Prokurator generalna Wenezueli Luisa Ortega Diaz, niegdyś bliska współpracownica zmarłego w 2013 roku prezydenta Hugo Chaveza, wszczęła w czwartek śledztwo w związku z podejrzeniem o sfałszowanie wyników niedzielnych wyborów do Konstytuanty.
Firma SmartMatic, która dostarczyła wsparcia technologicznego podczas wyborów do Konstytuanty, ocenia na podstawie zebranych już danych, że liczba głosów oddanych faktycznie w wyborach była o około milion niższa niż ogłoszona przez rząd prezydenta Nicolasa Maduro. Według oficjalnego komunikatu rządowego miało zagłosować 8 milionów wyborców, czyli 41,5 procent
Śledztwo w sprawie wszczęła prokurator generalna Wenezueli Luisa Ortega Diaz. Już wcześniej krytykowała reżim Maduro, którego oskarża o tendencje autorytarne. Rząd określa ją natomiast mianem zdrajczyni, która przeszła na stronę opozycji.
Tuż po wyborach zapowiedziała, że nie uzna ich wyniku i nazwała je "kpiną z narodu i jego suwerenności".
Eksperci spodziewają się, że jedną z pierwszych decyzji Konstytuanty będzie jej odwołanie i zastąpienie bardziej lojalną wobec reżimu osobą.
Opozycja będzie protestować
Narodowe Zgromadzenie Konstytucyjne wybrane bez określenia jego kadencji zostało utworzone jako organ nadrzędny w stosunku do wszystkich innych instytucji władzy ustawodawczej i wykonawczej, a jego pierwszym zadaniem będzie dokonanie zmiany konstytucji Wenezueli, kraju znajdującego się na krawędzi załamania gospodarczego.
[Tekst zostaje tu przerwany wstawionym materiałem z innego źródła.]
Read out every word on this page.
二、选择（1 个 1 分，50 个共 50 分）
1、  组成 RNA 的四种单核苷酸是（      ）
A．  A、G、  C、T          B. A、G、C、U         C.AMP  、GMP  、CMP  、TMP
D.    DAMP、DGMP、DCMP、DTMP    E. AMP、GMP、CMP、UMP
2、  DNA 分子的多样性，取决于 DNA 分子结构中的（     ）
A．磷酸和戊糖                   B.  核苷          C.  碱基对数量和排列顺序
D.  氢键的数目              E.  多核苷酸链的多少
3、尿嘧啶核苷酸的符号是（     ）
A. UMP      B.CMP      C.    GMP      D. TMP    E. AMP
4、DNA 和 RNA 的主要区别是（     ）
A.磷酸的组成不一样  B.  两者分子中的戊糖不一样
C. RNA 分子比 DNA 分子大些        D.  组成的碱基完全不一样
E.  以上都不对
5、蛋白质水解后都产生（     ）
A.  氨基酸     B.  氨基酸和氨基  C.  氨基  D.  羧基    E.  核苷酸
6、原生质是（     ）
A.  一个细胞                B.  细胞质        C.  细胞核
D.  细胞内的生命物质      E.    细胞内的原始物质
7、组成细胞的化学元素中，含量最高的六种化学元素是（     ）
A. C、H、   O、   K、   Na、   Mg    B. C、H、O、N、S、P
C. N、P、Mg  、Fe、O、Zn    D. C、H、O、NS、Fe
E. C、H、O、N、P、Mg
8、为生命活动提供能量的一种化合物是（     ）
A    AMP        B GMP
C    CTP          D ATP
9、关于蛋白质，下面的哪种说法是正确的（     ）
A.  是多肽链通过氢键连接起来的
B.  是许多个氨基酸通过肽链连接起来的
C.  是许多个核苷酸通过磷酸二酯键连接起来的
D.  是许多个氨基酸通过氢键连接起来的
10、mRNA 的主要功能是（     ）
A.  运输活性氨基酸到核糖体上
Wenezuelska opozycja, która uważa za bezprawne samo utworzenie Narodowego Zgromadzenia Konstytucyjnego, jako postawionego ponad wszystkimi organami i rodzajami władzy, wezwała do masowych demonstracji przeciwko oszustwu wyborczemu. Wyznaczone zostały na piątek, dzień, w którym ma się odbyć zaprzysiężenie członków Konstytuanty. Według danych instytutu badania opinii publicznej Datanalisis 72 procent Wenezuelczyków sprzeciwia się powołaniu Konstytuanty. Co najmniej 120 osób zginęło w ciągu czterech miesięcy w demonstracjach antyrządowych.